‘It is activism … it is frustrating’: CA doctor travels to Oklahoma to provide abortions

Written by Danielle Chiriguayo, produced by Brian Hardzinski

“I trust that if someone has gone through the effort to make the appointment, often traveled considerable distances … to make it to my exam room, cross through the protesters at the entrance and make it in, then I know that they've thought through that decision that they need to be there,” says OB/GYN Rebecca Taub. Photo by Shutterstock.

For Texans who want to end their pregnancies, one option is to travel to a neighboring state. Because of doctor shortages that predate the state’s new abortion ban, physicians from all over the U.S. are traveling to that part of the county to help. 

Rebecca Taub, an OB/GYN from California’s East Bay, has been traveling to Oklahoma City once a month to work at a clinic there, where she sees dozens of patients a day who need abortions. Some of them are traveling north from Texas, which outlaws the procedure at around six weeks of pregnancy. 

Taub says the clinic typically receives at least 30 patients daily, and call volumes have at least doubled. She says she’s trying to see if she can go to Oklahoma City more frequently. 

“We've seen such an increase in the number of people who need this care coming from Texas, certainly. And then of course, having the influx of patients from Texas also means that then people from Oklahoma or New Mexico or Louisiana and these other neighboring states, their access to care is also impacted,” she tells KCRW. “They can't get appointments and can't get the care that they need because of people moving and having to travel from other states to get care.”
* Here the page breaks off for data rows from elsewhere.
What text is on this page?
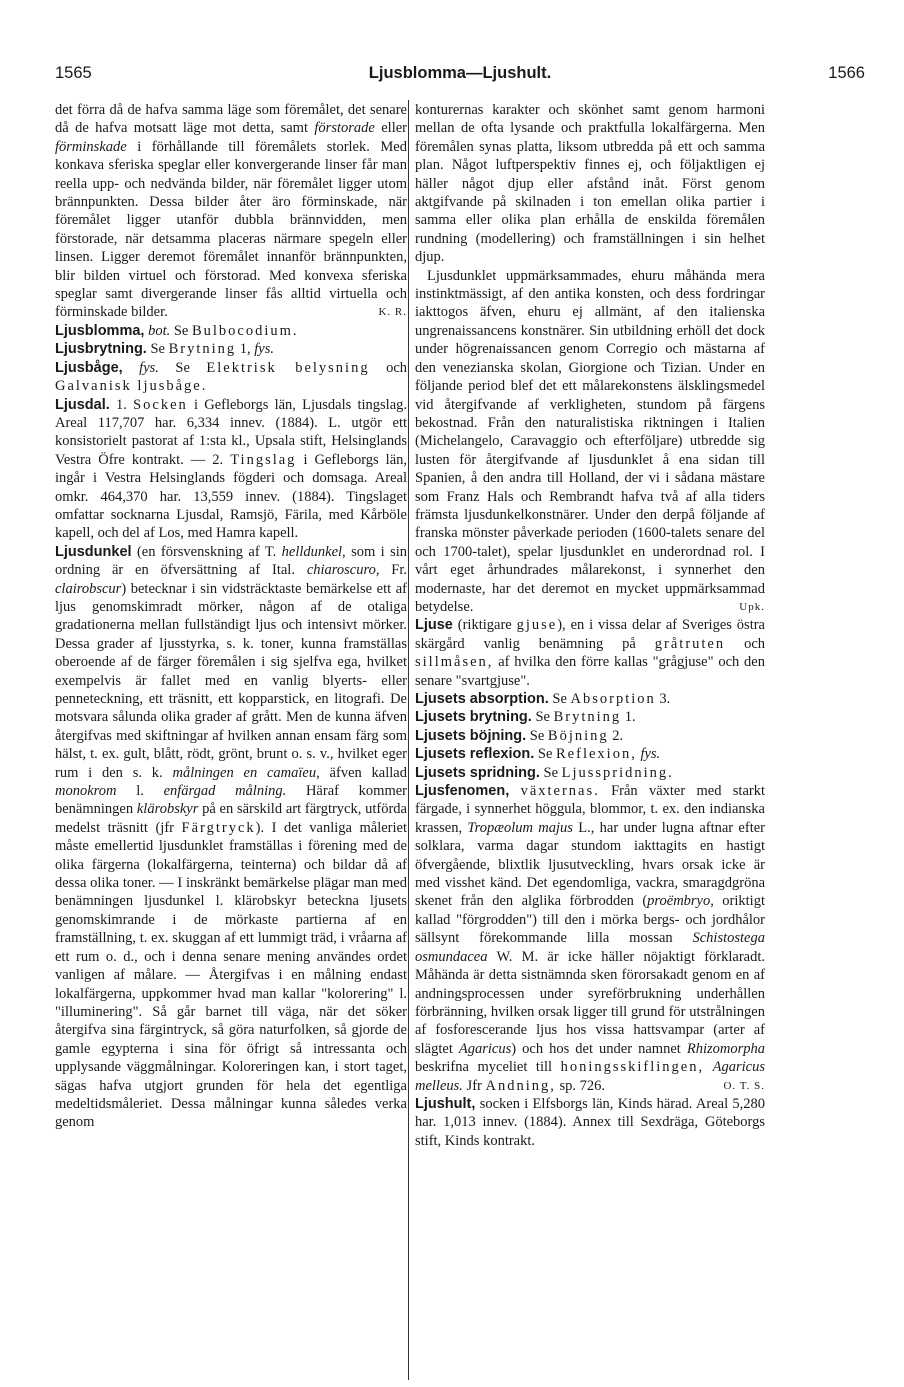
1565	Ljusblomma—Ljushult.	1566

det förra då de hafva samma läge som föremålet, det senare då de hafva motsatt läge mot detta, samt förstorade eller förminskade i förhållande till föremålets storlek. Med konkava sferiska speglar eller konvergerande linser får man reella upp- och nedvända bilder, när föremålet ligger utom brännpunkten. Dessa bilder åter äro förminskade, när föremålet ligger utanför dubbla brännvidden, men förstorade, när detsamma placeras närmare spegeln eller linsen. Ligger deremot föremålet innanför brännpunkten, blir bilden virtuel och förstorad. Med konvexa sferiska speglar samt divergerande linser fås alltid virtuella och förminskade bilder.	K. R.

Ljusblomma, bot. Se Bulbocodium.

Ljusbrytning. Se Brytning 1, fys.

Ljusbåge, fys. Se Elektrisk belysning och Galvanisk ljusbåge.

Ljusdal. 1. Socken i Gefleborgs län, Ljusdals tingslag. Areal 117,707 har. 6,334 innev. (1884). L. utgör ett konsistorielt pastorat af 1:sta kl., Upsala stift, Helsinglands Vestra Öfre kontrakt. — 2. Tingslag i Gefleborgs län, ingår i Vestra Helsinglands fögderi och domsaga. Areal omkr. 464,370 har. 13,559 innev. (1884). Tingslaget omfattar socknarna Ljusdal, Ramsjö, Färila, med Kårböle kapell, och del af Los, med Hamra kapell.

Ljusdunkel (en försvenskning af T. helldunkel, som i sin ordning är en öfversättning af Ital. chiaroscuro, Fr. clairobscur) betecknar i sin vidsträcktaste bemärkelse ett af ljus genomskimradt mörker, någon af de otaliga gradationerna mellan fullständigt ljus och intensivt mörker. Dessa grader af ljusstyrka, s. k. toner, kunna framställas oberoende af de färger föremålen i sig sjelfva ega, hvilket exempelvis är fallet med en vanlig blyerts- eller penneteckning, ett träsnitt, ett kopparstick, en litografi. De motsvara sålunda olika grader af grått. Men de kunna äfven återgifvas med skiftningar af hvilken annan ensam färg som hälst, t. ex. gult, blått, rödt, grönt, brunt o. s. v., hvilket eger rum i den s. k. målningen en camaïeu, äfven kallad monokrom l. enfärgad målning. Häraf kommer benämningen klärobskyr på en särskild art färgtryck, utförda medelst träsnitt (jfr Färgtryck). I det vanliga måleriet måste emellertid ljusdunklet framställas i förening med de olika färgerna (lokalfärgerna, teinterna) och bildar då af dessa olika toner. — I inskränkt bemärkelse plägar man med benämningen ljusdunkel l. klärobskyr beteckna ljusets genomskimrande i de mörkaste partierna af en framställning, t. ex. skuggan af ett lummigt träd, i vråarna af ett rum o. d., och i denna senare mening användes ordet vanligen af målare. — Återgifvas i en målning endast lokalfärgerna, uppkommer hvad man kallar "kolorering" l. "illuminering". Så går barnet till väga, när det söker återgifva sina färgintryck, så göra naturfolken, så gjorde de gamle egypterna i sina för öfrigt så intressanta och upplysande väggmålningar. Koloreringen kan, i stort taget, sägas hafva utgjort grunden för hela det egentliga medeltidsmåleriet. Dessa målningar kunna således verka genom

konturernas karakter och skönhet samt genom harmoni mellan de ofta lysande och praktfulla lokalfärgerna. Men föremålen synas platta, liksom utbredda på ett och samma plan. Något luftperspektiv finnes ej, och följaktligen ej häller något djup eller afstånd inåt. Först genom aktgifvande på skilnaden i ton emellan olika partier i samma eller olika plan erhålla de enskilda föremålen rundning (modellering) och framställningen i sin helhet djup.

Ljusdunklet uppmärksammades, ehuru måhända mera instinktmässigt, af den antika konsten, och dess fordringar iakttogos äfven, ehuru ej allmänt, af den italienska ungrenaissancens konstnärer. Sin utbildning erhöll det dock under högrenaissancen genom Corregio och mästarna af den venezianska skolan, Giorgione och Tizian. Under en följande period blef det ett målarekonstens älsklingsmedel vid återgifvande af verkligheten, stundom på färgens bekostnad. Från den naturalistiska riktningen i Italien (Michelangelo, Caravaggio och efterföljare) utbredde sig lusten för återgifvande af ljusdunklet å ena sidan till Spanien, å den andra till Holland, der vi i sådana mästare som Franz Hals och Rembrandt hafva två af alla tiders främsta ljusdunkelkonstnärer. Under den derpå följande af franska mönster påverkade perioden (1600-talets senare del och 1700-talet), spelar ljusdunklet en underordnad rol. I vårt eget århundrades målarekonst, i synnerhet den modernaste, har det deremot en mycket uppmärksammad betydelse.	Upk.

Ljuse (riktigare gjuse), en i vissa delar af Sveriges östra skärgård vanlig benämning på gråtruten och sillmåsen, af hvilka den förre kallas "grågjuse" och den senare "svartgjuse".

Ljusets absorption. Se Absorption 3.

Ljusets brytning. Se Brytning 1.

Ljusets böjning. Se Böjning 2.

Ljusets reflexion. Se Reflexion, fys.

Ljusets spridning. Se Ljusspridning.

Ljusfenomen, växternas. Från växter med starkt färgade, i synnerhet höggula, blommor, t. ex. den indianska krassen, Tropæolum majus L., har under lugna aftnar efter solklara, varma dagar stundom iakttagits en hastigt öfvergående, blixtlik ljusutveckling, hvars orsak icke är med visshet känd. Det egendomliga, vackra, smaragdgröna skenet från den alglika förbrodden (proëmbryo, oriktigt kallad "förgrodden") till den i mörka bergs- och jordhålor sällsynt förekommande lilla mossan Schistostega osmundacea W. M. är icke häller nöjaktigt förklaradt. Måhända är detta sistnämnda sken förorsakadt genom en af andningsprocessen under syreförbrukning underhållen förbränning, hvilken orsak ligger till grund för utstrålningen af fosforescerande ljus hos vissa hattsvampar (arter af slägtet Agaricus) och hos det under namnet Rhizomorpha beskrifna myceliet till honingsskiflingen, Agaricus melleus. Jfr Andning, sp. 726.	O. T. S.

Ljushult, socken i Elfsborgs län, Kinds härad. Areal 5,280 har. 1,013 innev. (1884). Annex till Sexdräga, Göteborgs stift, Kinds kontrakt.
Taub says she doesn’t ask her patients why they’re getting abortions, but some voluntarily share that they’ve gotten out of abusive relationships or are experiencing financial distress. 

“Even just getting to the clinic can be extremely difficult for them. But people need abortions for all kinds of reasons. And I trust that if someone has gone through the effort to make the appointment, often traveled considerable distances to be able to make it to my exam room, cross through the protesters at the entrance and make it in, then I know that they've thought through that decision that they need to be there. And that's all the information that I need.” 
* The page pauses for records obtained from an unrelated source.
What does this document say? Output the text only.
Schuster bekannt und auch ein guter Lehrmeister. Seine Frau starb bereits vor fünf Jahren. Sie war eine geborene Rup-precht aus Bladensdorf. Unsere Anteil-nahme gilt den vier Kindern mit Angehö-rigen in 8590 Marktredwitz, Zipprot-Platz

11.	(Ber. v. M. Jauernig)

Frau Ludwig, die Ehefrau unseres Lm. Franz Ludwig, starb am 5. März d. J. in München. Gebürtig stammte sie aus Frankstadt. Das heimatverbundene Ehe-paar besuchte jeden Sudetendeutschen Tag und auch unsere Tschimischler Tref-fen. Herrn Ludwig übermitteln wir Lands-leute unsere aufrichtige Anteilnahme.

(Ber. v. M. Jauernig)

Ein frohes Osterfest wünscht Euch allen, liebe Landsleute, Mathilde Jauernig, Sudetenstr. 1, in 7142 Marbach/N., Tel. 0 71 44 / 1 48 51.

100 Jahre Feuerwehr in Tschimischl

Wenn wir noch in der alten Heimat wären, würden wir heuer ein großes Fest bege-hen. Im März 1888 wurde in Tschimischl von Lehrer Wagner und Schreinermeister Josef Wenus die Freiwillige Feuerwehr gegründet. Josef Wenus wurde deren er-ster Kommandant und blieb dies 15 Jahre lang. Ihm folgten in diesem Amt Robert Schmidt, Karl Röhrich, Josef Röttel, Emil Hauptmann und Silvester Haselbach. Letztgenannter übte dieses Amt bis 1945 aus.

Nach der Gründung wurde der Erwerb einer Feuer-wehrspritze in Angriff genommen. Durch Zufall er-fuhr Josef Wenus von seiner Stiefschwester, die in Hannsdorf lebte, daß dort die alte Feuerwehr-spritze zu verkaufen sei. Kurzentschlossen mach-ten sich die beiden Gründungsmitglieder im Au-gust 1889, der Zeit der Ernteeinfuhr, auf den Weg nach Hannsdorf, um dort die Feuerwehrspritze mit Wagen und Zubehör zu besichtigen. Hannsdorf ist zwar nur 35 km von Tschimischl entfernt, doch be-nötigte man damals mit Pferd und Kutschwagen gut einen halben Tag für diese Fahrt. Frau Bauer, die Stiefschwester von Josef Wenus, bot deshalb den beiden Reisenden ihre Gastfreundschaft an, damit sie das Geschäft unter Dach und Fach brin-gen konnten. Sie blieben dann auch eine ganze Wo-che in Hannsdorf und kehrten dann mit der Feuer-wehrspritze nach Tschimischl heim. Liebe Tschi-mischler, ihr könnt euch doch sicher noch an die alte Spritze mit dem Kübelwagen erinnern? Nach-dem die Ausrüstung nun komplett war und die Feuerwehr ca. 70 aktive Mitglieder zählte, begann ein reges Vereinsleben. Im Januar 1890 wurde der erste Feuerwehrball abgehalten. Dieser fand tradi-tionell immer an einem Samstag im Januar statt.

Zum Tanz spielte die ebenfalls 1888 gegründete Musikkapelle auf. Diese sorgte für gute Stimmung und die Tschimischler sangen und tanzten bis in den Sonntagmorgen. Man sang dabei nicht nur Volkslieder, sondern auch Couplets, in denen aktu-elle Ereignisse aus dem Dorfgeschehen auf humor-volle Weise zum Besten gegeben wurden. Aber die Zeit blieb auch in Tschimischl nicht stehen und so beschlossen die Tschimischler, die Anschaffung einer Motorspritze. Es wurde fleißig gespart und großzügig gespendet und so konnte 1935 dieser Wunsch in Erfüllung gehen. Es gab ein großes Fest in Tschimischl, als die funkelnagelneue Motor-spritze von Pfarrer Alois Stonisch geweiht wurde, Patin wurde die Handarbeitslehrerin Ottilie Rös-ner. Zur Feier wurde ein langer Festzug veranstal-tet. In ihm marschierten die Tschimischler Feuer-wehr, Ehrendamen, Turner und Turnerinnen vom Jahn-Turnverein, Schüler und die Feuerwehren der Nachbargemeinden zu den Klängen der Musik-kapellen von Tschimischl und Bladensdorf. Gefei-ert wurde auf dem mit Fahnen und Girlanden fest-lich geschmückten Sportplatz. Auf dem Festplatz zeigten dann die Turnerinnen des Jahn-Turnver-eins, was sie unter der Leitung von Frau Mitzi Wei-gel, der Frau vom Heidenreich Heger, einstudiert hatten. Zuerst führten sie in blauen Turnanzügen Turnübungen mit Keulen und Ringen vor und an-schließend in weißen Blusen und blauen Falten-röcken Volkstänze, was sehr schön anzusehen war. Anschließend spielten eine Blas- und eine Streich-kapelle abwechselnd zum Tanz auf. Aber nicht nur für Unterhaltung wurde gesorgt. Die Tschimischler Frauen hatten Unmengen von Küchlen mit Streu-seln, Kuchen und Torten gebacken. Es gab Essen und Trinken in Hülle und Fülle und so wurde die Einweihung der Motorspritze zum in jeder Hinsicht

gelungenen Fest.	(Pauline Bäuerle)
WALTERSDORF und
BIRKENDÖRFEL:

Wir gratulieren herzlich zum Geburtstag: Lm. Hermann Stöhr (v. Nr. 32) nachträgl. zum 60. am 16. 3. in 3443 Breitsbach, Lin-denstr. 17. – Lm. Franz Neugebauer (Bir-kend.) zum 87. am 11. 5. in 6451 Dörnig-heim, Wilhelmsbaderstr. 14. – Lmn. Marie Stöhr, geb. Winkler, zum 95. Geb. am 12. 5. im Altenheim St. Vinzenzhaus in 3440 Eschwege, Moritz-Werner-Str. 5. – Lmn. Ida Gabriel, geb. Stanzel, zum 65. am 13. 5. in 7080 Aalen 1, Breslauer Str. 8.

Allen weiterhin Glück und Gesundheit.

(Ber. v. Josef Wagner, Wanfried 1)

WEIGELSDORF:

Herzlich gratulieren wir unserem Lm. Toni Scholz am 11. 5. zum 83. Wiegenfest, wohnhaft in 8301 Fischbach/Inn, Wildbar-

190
Taub adds that she is concerned about someone suing her for providing an abortion, but notes that she is not a physician licensed in Texas. That adds confusion over whether she could be prosecuted under that state’s law. She says even sending a Texan patient home with a prescription is confusing.

“There are a lot of questions. … Can they fill that prescription in Texas? Would that pharmacist be able to be prosecuted under this law for assisting in an abortion, even though the medications that I'm giving them are not abortion medications?” 
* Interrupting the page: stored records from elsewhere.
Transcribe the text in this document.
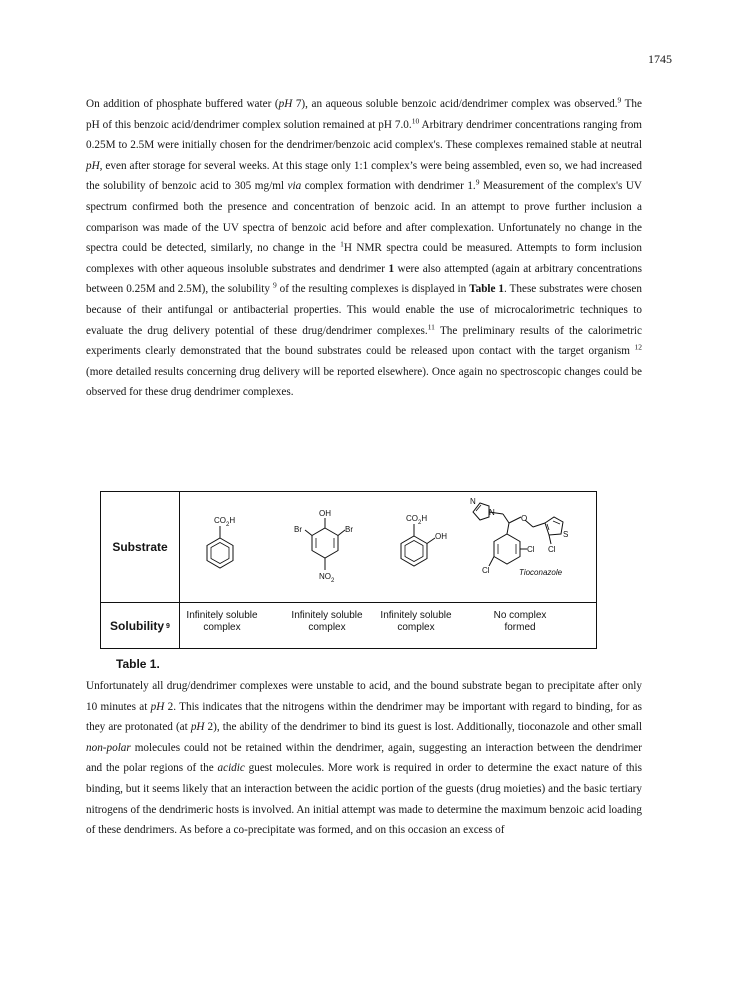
1745

On addition of phosphate buffered water (pH 7), an aqueous soluble benzoic acid/dendrimer complex was observed.$^9$ The pH of this benzoic acid/dendrimer complex solution remained at pH 7.0.10 Arbitrary dendrimer concentrations ranging from 0.25M to 2.5M were initially chosen for the dendrimer/benzoic acid complex's. These complexes remained stable at neutral pH, even after storage for several weeks. At this stage only 1:1 complex’s were being assembled, even so, we had increased the solubility of benzoic acid to 305 mg/ml via complex formation with dendrimer 1.$^9$ Measurement of the complex's UV spectrum confirmed both the presence and concentration of benzoic acid. In an attempt to prove further inclusion a comparison was made of the UV spectra of benzoic acid before and after complexation. Unfortunately no change in the spectra could be detected, similarly, no change in the $^1$H NMR spectra could be measured. Attempts to form inclusion complexes with other aqueous insoluble substrates and dendrimer 1 were also attempted (again at arbitrary concentrations between 0.25M and 2.5M), the solubility $^9$ of the resulting complexes is displayed in Table 1. These substrates were chosen because of their antifungal or antibacterial properties. This would enable the use of microcalorimetric techniques to evaluate the drug delivery potential of these drug/dendrimer complexes.$^{11}$ The preliminary results of the calorimetric experiments clearly demonstrated that the bound substrates could be released upon contact with the target organism $^{12}$ (more detailed results concerning drug delivery will be reported elsewhere). Once again no spectroscopic changes could be observed for these drug dendrimer complexes.

Substrate
$CO_2H$
OH
Br	Br
$NO_2$
$CO_2H$
OH
N
N
O
S
Cl Cl
Cl	Tioconazole
Solubility 9
Infinitely soluble
complex
Infinitely soluble
complex
Infinitely soluble
complex
No complex
formed
Table 1.

Unfortunately all drug/dendrimer complexes were unstable to acid, and the bound substrate began to precipitate after only 10 minutes at pH 2. This indicates that the nitrogens within the dendrimer may be important with regard to binding, for as they are protonated (at pH 2), the ability of the dendrimer to bind its guest is lost. Additionally, tioconazole and other small non-polar molecules could not be retained within the dendrimer, again, suggesting an interaction between the dendrimer and the polar regions of the acidic guest molecules. More work is required in order to determine the exact nature of this binding, but it seems likely that an interaction between the acidic portion of the guests (drug moieties) and the basic tertiary nitrogens of the dendrimeric hosts is involved. An initial attempt was made to determine the maximum benzoic acid loading of these dendrimers. As before a co-precipitate was formed, and on this occasion an excess of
Since the passage of the abortion ban, Taub says there’s been a sense of urgency among her colleagues. Some are interested in traveling to provide care for those who need it.  

“For me, this is political. It is activism. For me, it is frustrating. I was just talking with a colleague today about how abortion is a part of medical care. And I wish that we could provide this care and just have it be seen in that way. But obviously, that's not the system that we live in.”